While the bill is framed as a way to address forest fires, it does little to create more fire-resilient forests. Instead, it is designed to boost logging levels on our National Forests and Bureau of Land Management lands while sacrificing myriad bedrock environmental laws.
“This bill is a fraud, and it is completely opposite to our hard-earned knowledge about fires on our forests,” says Gabriel Scott, In-House Counsel with Cascadia Wildlands. “This cynical betrayal of the public confirms our worst fears about national forest policy in this Congress under this Administration.”
Introduced by Representative Bruce Westerman (R-AR), the bill is a gift to the timber industry. In only his second term in Congress, Westerman has received more campaign contributions from Big Timber than any other industry.
Specifically, the bill would:
• Make millions of acres of currently protected areas — including endangered species habitat and other critically sensitive areas tied to these lands—vulnerable to harmful road building and logging. These targeted areas are some of the most popular outdoor recreation areas throughout the West.
• Exempt commercial logging from requirements under the Endangered Species Act, in essence issuing a blank check for projects that would jeopardize imperiled species and their critical habitats.
• Skirt public participation and review of logging projects that will affect communities in the Pacific Northwest. H.R. 2936 cuts out meaningful public involvement and enables significant destruction of public lands and waters by waiving substantive environmental review for a broad range of harmful activities. To put the sheer magnitude of these legal changes in perspective, currently only smaller logging projects are exempt from substantive environmental review under federal law. H.R. 2936 increases the size of exempt projects to 30,000 acres.
Despite the bill’s proponents’ attempt to use this year’s fire season as an excuse for dramatically increased logging, leading scientists state that post-fire logging generally only further harms the ecosystem, undermines recovery, and increases fire risk. Through their slow decay, standing dead trees that remain after a fire provide the very nutrients needed to recover the landscape over the long haul.

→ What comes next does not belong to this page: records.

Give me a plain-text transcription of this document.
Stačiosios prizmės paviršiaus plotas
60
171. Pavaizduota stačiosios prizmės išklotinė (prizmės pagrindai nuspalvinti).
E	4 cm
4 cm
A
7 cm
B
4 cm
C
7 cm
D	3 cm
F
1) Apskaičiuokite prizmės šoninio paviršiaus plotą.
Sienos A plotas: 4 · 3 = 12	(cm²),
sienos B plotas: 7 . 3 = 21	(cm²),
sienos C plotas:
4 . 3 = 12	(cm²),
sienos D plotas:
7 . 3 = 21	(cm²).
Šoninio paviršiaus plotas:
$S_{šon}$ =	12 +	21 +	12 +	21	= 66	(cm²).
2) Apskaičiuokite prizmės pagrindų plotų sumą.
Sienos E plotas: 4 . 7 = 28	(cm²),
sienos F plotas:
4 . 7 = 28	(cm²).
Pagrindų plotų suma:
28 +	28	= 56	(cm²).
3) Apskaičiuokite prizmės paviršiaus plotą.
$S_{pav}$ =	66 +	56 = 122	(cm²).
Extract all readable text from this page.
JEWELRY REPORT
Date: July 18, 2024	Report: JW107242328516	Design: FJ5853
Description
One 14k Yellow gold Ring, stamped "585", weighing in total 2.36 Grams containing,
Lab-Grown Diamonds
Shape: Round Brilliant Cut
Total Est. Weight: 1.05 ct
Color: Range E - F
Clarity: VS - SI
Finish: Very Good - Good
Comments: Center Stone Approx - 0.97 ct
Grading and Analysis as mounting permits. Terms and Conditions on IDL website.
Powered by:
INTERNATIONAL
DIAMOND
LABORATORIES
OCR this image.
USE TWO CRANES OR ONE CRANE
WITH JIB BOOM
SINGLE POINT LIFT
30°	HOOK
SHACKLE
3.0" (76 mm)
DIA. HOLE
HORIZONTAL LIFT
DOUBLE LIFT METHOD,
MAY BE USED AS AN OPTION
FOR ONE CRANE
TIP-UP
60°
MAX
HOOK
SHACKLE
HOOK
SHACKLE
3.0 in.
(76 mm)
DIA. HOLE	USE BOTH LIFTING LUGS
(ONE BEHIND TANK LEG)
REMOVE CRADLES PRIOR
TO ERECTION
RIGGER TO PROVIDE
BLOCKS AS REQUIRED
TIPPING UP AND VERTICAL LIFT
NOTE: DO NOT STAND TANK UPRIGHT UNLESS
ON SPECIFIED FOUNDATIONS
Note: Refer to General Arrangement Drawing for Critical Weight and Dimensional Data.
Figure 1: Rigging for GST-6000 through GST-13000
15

Post-fire logging involves cutting the large trees and leaves behind smaller trees and branches, and often involves planting dense rows of resinous saplings that can further increase fire risk.
Moreover, the bill diverts Secure Rural Schools Act funding from restoration activities to timber projects, and creates a state-based timber production program to facilitate logging. In essence, the bill takes money that would fund education in western states and funnels it to the timber industry.
If enacted into law, the bill will set a dangerous precedent to erode cornerstone laws that protect the environment further jeopardizing clean water, imperiled species and climate security.